Pada akhir tahun 1940an, warga sekitar perkebunan AGRIS NV mulai melakukan penggarapan di atas tanah perkebunan. Penggarapan yang dilakukan
oleh warga tidak dilaksanakan secara berkelompok, tetapi digarap oleh masing – masing keluarga. Luasan tanah yang digarap oleh masing – masing kelurga pun
berbeda – beda, bergantung dari jumah anggota keluarganya. Pada keluarga yang memiliki jumlah anggota keluarga besar akan menggarap luasan tanah yang besar,
begitu sebaliknya. Penggarapan yang dilakukan oleh warga, salah satunya dipicu oleh pidato Presiden Soekarno yang tersebar melalui radio – radio, hingga bisa
terdengar ditelinga warga Banjaranyar. Di dalam podato tersebut, Presiden Soekarno memerintahkan warga untuk menggarap tanah - tanah perkebunan asing
dan seluruh tanah perkebunan asing akan dikembalikan kepada rakyat. Pada tahun 1950an, terdapat dua kejadian penting ditingkat nasional yang
cukup mempengaruhi kondisi perkebunan di Kabupaten Ciamis. Pertama, yaitu pasca Perundingan Meja Bundar di tahun 1949, seluruh perkebunan milik asing
harus dikembalikan, sedangkan perkebunan milik Pemerintah Kolonial diambil alih oleh Pemerintah Republik Indonesia. Kedua, yaitu nasionasasi seluruh aset
terutama aset perkebunan oleh Pemerintah Republik Indonesia. Perkebunan – perkebunan yang ada pada saat itu akan berdiri di bawah Pusat Perkebuna Negara
Baru PPN – Baru dan Perusahaan Negara Perkebunan PNP yang kesemuanya dimiliki oleh Pemerintah Republik Indonesia.

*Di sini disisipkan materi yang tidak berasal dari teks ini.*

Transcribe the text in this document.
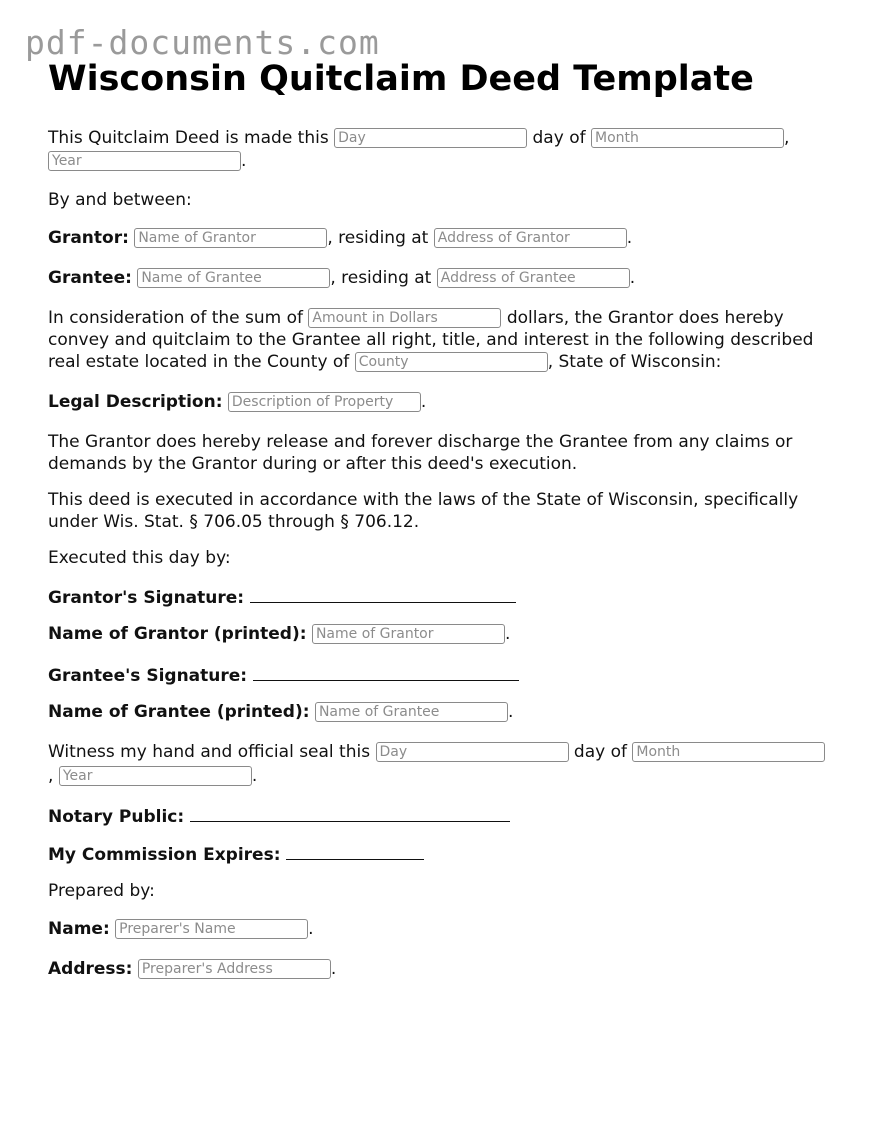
pdf-documents.com
Wisconsin Quitclaim Deed Template
This Quitclaim Deed is made this Day	day of Month	,
Year	.
By and between:
Grantor: Name of Grantor	, residing at Address of Grantor	.
Grantee: Name of Grantee	, residing at Address of Grantee	.
In consideration of the sum of Amount in Dollars	dollars, the Grantor does hereby
convey and quitclaim to the Grantee all right, title, and interest in the following described
real estate located in the County of County	, State of Wisconsin:
Legal Description: Description of Property .
The Grantor does hereby release and forever discharge the Grantee from any claims or demands by the Grantor during or after this deed's execution.
This deed is executed in accordance with the laws of the State of Wisconsin, specifically under Wis. Stat. § 706.05 through § 706.12.
Executed this day by:
Grantor's Signature:
Name of Grantor (printed): Name of Grantor	.
Grantee's Signature:
Name of Grantee (printed): Name of Grantee	.
Witness my hand and official seal this Day	day of Month
, Year	.
Notary Public:
My Commission Expires:
Prepared by:
Name: Preparer's Name	.
Address: Preparer's Address	.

Dua kejadian penting yang terjadi pada periode tahun 1950an tersebut, praktis tidak mempengaruhi aktivitas warga dalam menggarap lahan bekas
perkebunan AGRIS NV. Pada saat ditetapkannya keputusan Konferensi Meja Bundar KMB, warga tetap menggarap lahan AGRIS NV. Pada tahun 1955,
ketika Pemerintah Republik menasionalisasi aset perkebunan, tanah bekas perkebunan Agris NV tidak masuk kedalam daftar tanah yang akan dikelola
Pemerintah, sehingga pengarapanpun terus dilanjutkan. Dari 42 Hak Erfpacht
48 yang ada di Kabupaten Ciamis, hanya lahan perkebunan di daerah Batulawang,
Cigugur, Cikupa, Cimanggu, Karangkamiri, Ciparanti, dan Bangunharja yang masuk kedalam daftar tanah yang akan dikelola oleh Pemerintah melalui
Perusahaan Negara Perkebunan PNP. Tanah perkebunan Blok Cigayam AGRIS NV tidak termasuk dalam daftar tanah tersebut. Pada saat ini, seluruh lahan yang
dikelola oleh PNP tersebut, dikelola PT.Perkebunan Nusantara PTPN VIII.